Got something to say? Here’s how to state your case

Our five top tips to help you get your views across clearly and convincingly.

Everywhere you look at Barclays, you’ll find bright, informed, articulate people. To hold your own among them when you start an internship or full-time role, you need to be able to make your points clearly and assertively. And that’s true whether you’re in an interview, taking part in an internal meeting or advising a client one-on-one.

Sometimes it can seem intimidating. You’re surrounded by more experienced colleagues; are they really going to be interested in what an intern or graduate thinks? (The answer is ‘yes’ by the way.) Or perhaps you’re more of a listener than a talker and not used to being as vocal in a group. Whatever the reason for not voicing your opinions, it’s important that you overcome it. Our diversity is one of our biggest strengths. But we can’t make the most of it without everyone’s perspective.

Here are five simple ways to state your case effectively.

1. Use volume control

Match the volume of whoever you’re talking to. It’s okay to speak a little louder to make a point – but not too loud. A raised voice can sound aggressive, which may make others defensive and cause arguments. No matter how valid your point, you’ll have alienated your audience.

2. Don’t butt in

No one likes someone who constantly interrupts, so let people finish their point before making yours. In a long meeting? Then note down your questions as you go and wait for a natural break in the conversation to ask them.

3. Sound the part

Lose words and phrases that suggest uncertainty and devalue your contribution.
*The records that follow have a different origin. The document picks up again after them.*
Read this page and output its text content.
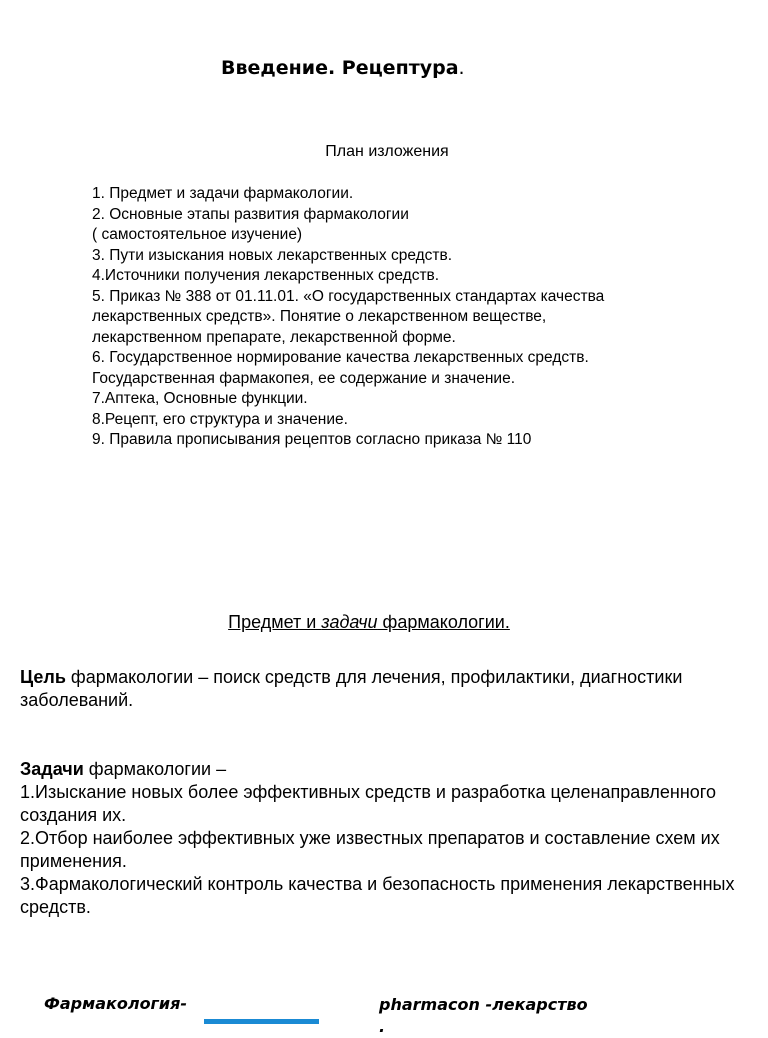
Введение. Рецептура.
План изложения
1. Предмет и задачи фармакологии.
2. Основные этапы развития фармакологии
( самостоятельное изучение)
3. Пути изыскания новых лекарственных средств.
4.Источники получения лекарственных средств.
5. Приказ № 388 от 01.11.01. «О государственных стандартах качества
лекарственных средств». Понятие о лекарственном веществе,
лекарственном препарате, лекарственной форме.
6. Государственное нормирование качества лекарственных средств.
Государственная фармакопея, ее содержание и значение.
7.Аптека, Основные функции.
8.Рецепт, его структура и значение.
9. Правила прописывания рецептов согласно приказа № 110
Предмет и задачи фармакологии.

Цель фармакологии – поиск средств для лечения, профилактики, диагностики заболеваний.

Задачи фармакологии –
1.Изыскание новых более эффективных средств и разработка целенаправленного создания их.
2.Отбор наиболее эффективных уже известных препаратов и составление схем их применения.
3.Фармакологический контроль качества и безопасность применения лекарственных средств.
Фармакология-	pharmacon -лекарство
.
You’ll sound more assured. Imagine the following with the words in bold removed.

  • ‘I’m just an intern'

  • ‘I’ll try and get it to you tomorrow’

  • I think it’ll take me about an hour’

It’s not about being blunt, which can come across as rude. It’s about being direct and to the point.

4. Frame points well

It’s not just what you say, it’s also how you say it. Frame your opinions in a way that suggests you’ve really thought them through. For instance: 

  • ‘In my view...'

  • ‘I would say...’

  • ‘Here’s my take on it...’

Recognize the opinions of others too.

  • ‘You have a point, but have you thought about..' 

  • ‘I see what you mean. Why don't we compromise and...’ 

  • ‘I hadn’t thought of it that way. In which case we could...’

5. Plan ahead

What questions might people ask you? What answers should you give? What counter-arguments will you face? It’s no surprise that the more prepared you are, the more confident you’ll feel.